Clearly the aliens have observed human interactions and human culture, but they don't really get it, which is why so many of the situations and scenes in the movie are theoretically plausible, yet make absolutely no sense at all. Awkward dialogue, characters mouthing their way through emotional scenes with zero emotion, that whole football deal... it all fits! As to why aliens would try to make a movie about relationships and man's inhumanity to man? Who knows, they're aliens! Actually, it was probably some kind of Day the Earth Stood Still warning that we all need to be nicer to each other, lest they come in force and make us all into slaves and/or pet food. But come on, aliens? Who believes in that stuff, except maybe Fox Mulder and those MUFON people? On to the next theory, then...
If you thought the aliens theory was a little farfetched, you're going to want to sit down. Are you sitting down? Of course you are -- who reads the Internet while standing? Anyway, here it is: Wiseau intended all of it, every last scene, every last weird hiccup in story and character, as a brilliant deconstruction of what makes a movie entertaining and the process of not just storytelling, but of creation itself. According to this theory, Wiseau's genius is not just confined to the screen, but spills out over it to the very character of "Wiseau" itself. Every interview he's given, his strange reticence to discuss his past, his weird accent, all of it are part of the metafilmic experience, making him an auteur of performance art, a bizarre cross between Stanley Kubrick and Andy Kaufman.
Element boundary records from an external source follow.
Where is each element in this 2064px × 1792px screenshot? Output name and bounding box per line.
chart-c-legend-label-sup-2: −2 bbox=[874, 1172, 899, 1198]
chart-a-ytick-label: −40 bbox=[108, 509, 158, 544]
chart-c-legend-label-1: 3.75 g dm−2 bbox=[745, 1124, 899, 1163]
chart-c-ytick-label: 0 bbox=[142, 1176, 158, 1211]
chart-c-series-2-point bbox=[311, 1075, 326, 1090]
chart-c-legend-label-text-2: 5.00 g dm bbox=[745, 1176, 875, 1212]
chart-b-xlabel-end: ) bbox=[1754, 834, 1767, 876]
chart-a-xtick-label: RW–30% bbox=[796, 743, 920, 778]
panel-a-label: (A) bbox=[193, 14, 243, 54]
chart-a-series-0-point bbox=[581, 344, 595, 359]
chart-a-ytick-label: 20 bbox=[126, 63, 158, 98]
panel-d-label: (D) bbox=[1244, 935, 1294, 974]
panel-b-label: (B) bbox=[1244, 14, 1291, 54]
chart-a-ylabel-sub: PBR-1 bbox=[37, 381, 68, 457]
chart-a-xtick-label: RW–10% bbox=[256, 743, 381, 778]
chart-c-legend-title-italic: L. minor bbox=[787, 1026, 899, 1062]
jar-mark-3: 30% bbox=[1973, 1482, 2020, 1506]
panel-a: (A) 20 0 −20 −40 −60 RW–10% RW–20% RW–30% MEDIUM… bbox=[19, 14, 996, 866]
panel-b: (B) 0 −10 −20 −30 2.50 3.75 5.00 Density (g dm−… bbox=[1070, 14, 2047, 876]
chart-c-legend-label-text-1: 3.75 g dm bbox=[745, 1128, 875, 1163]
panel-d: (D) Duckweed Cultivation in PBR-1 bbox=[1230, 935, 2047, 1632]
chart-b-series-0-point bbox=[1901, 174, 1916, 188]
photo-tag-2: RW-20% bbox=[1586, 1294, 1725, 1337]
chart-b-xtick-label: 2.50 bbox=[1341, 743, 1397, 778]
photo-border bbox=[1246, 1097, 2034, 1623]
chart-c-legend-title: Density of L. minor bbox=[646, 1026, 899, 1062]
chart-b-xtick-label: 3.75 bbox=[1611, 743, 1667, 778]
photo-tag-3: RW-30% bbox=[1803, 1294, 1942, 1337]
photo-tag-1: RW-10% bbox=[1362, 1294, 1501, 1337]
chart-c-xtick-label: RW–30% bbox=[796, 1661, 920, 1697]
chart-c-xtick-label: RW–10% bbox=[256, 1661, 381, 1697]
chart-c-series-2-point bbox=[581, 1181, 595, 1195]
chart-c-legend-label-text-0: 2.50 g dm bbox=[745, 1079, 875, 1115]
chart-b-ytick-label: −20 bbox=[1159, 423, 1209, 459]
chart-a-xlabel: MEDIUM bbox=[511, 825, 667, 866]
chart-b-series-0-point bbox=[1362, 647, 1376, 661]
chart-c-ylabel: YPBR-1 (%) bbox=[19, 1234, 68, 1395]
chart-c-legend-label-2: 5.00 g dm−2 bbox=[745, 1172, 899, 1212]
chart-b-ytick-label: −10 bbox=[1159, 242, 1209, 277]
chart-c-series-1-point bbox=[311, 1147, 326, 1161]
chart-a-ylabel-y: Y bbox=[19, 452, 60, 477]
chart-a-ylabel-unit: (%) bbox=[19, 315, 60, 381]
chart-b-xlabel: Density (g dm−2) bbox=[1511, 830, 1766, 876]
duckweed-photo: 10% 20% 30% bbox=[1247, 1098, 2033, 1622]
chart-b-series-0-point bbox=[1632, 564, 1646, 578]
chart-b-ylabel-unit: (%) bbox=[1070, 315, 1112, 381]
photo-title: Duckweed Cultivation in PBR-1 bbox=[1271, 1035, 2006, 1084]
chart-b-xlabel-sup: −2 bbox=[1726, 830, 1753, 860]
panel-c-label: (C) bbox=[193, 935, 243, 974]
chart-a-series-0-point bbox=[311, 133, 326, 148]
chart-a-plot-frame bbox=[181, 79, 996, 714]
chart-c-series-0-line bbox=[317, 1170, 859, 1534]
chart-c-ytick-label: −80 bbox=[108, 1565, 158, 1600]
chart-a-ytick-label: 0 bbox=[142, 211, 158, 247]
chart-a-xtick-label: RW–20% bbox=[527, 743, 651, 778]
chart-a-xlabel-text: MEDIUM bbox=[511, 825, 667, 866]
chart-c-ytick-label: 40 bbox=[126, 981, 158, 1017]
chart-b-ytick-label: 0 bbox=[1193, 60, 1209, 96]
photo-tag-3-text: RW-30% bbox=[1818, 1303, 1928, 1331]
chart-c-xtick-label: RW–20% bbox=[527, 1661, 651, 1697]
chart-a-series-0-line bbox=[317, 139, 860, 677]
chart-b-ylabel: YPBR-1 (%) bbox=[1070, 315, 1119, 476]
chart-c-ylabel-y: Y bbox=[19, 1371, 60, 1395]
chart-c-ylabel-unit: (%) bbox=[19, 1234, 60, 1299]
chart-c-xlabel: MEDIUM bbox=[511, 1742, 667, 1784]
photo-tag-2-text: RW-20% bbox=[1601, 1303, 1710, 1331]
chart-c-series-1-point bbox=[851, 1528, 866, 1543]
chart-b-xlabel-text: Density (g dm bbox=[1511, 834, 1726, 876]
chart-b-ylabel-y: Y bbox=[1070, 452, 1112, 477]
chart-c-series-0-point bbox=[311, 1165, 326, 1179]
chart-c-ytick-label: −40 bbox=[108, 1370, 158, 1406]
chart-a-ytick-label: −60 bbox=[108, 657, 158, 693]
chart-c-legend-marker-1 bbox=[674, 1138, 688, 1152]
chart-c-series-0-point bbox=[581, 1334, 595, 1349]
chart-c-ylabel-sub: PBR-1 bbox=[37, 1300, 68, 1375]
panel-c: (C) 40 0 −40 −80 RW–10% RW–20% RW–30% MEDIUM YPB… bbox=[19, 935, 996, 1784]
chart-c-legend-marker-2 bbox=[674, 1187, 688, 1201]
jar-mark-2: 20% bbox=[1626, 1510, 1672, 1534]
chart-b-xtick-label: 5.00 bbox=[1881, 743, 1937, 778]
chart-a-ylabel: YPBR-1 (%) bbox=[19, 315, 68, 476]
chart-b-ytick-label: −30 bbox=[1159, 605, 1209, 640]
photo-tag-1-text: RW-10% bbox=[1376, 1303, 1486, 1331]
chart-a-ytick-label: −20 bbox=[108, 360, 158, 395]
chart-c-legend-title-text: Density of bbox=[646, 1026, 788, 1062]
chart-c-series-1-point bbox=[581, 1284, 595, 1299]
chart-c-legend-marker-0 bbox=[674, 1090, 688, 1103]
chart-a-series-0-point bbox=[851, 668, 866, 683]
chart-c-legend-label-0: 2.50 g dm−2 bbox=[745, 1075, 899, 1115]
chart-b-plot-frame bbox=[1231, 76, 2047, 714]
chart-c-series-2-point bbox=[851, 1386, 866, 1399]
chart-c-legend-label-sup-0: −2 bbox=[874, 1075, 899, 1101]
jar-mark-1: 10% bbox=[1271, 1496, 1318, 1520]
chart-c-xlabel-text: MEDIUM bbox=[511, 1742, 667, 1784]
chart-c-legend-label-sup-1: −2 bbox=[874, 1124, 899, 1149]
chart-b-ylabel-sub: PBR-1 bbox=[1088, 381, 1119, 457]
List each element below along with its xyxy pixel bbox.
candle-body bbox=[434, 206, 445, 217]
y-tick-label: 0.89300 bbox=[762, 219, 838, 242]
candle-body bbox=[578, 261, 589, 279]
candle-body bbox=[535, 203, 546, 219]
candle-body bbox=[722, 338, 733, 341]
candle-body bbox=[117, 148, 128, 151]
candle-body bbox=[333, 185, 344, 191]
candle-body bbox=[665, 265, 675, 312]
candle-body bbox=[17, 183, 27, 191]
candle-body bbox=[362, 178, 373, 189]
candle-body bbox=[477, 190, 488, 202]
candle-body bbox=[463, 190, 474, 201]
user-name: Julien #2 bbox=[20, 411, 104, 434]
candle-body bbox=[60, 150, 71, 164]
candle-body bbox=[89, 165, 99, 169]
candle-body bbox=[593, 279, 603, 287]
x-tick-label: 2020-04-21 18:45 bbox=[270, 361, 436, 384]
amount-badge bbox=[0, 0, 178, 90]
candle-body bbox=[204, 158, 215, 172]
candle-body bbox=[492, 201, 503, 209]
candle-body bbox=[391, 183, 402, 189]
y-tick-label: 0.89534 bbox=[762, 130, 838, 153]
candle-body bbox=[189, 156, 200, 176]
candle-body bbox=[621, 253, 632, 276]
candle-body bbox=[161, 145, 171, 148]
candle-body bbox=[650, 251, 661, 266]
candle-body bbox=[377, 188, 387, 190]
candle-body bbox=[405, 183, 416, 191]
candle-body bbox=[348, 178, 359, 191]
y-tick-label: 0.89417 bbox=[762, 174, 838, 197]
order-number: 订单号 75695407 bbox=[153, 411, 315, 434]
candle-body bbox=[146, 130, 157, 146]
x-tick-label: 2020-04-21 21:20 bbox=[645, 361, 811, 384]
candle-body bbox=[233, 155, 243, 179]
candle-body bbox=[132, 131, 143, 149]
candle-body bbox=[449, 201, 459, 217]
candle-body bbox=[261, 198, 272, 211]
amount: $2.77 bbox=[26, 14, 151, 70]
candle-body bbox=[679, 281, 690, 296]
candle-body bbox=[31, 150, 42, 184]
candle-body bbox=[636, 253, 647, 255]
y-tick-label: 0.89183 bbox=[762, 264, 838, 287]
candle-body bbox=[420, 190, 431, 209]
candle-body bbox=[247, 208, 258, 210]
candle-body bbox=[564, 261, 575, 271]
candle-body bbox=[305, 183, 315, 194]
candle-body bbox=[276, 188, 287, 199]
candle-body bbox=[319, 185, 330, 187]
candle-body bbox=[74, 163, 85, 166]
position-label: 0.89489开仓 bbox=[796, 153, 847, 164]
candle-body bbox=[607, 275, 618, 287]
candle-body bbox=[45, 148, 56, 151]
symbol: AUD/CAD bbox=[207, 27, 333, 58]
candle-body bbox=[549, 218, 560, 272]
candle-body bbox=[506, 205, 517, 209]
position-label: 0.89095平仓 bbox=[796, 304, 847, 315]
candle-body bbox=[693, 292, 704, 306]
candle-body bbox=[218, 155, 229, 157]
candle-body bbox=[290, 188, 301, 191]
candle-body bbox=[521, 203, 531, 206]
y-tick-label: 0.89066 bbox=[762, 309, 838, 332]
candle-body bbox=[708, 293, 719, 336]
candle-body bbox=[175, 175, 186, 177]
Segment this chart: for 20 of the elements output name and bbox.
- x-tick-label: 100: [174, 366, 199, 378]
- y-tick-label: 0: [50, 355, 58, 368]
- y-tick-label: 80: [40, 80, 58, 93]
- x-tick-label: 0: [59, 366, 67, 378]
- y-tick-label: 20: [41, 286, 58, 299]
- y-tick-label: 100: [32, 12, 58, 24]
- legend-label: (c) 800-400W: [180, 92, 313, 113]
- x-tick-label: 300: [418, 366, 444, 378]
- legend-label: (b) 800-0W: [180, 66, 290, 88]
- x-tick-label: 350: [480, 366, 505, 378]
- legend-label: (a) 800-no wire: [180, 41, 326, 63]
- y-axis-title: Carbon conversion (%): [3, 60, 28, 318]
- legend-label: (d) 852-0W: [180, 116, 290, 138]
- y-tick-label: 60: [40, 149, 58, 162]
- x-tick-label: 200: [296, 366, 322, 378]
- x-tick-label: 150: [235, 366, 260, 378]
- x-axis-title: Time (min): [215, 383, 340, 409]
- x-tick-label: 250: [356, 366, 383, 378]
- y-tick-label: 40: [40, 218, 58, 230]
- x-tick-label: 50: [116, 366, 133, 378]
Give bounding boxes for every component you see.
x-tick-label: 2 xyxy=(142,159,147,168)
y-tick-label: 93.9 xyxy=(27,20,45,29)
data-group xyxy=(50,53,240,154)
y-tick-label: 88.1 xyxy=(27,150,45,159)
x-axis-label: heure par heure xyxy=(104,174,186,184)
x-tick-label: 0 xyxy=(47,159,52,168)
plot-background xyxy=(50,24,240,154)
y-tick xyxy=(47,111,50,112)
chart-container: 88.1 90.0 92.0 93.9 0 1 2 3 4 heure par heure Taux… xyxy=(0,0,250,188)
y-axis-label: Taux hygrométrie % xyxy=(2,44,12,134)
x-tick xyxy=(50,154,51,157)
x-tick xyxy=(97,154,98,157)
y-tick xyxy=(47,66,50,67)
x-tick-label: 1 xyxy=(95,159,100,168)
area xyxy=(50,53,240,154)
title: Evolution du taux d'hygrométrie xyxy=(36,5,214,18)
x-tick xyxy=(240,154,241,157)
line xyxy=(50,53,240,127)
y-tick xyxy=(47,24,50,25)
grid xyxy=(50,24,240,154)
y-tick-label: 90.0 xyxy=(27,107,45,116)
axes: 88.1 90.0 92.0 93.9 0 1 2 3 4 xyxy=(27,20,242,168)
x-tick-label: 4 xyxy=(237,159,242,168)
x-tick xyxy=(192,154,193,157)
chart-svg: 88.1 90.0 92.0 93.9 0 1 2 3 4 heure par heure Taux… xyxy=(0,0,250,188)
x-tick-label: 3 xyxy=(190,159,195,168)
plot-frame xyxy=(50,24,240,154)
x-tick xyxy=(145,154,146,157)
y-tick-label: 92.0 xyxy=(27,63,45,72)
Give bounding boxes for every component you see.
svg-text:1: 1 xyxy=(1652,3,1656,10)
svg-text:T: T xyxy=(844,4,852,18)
Wiseau has been excoriated and abused, mocked and patronized in the press, but he remains ever willing to do interviews and travel around to screenings to answer questions and observe the effects of his masterpiece on unsuspecting audiences. Why would he do that, if it wasn't all part of the plan? Someday, someone will unpack all the hidden gestures and secret messages of the film, relate it all to the character Wiseau has foisted upon the press and figure out What It All Means, thus validating Wiseau as the first real genius of twenty-first century art. Until then, he's content to continue his performance and spread the gospel of the film far and wide, waiting for the day when everyone knows the name Wiseau and the complex, incorrigible beauty of the film and the performance around it.
Seriously, though, it has to be aliens... right?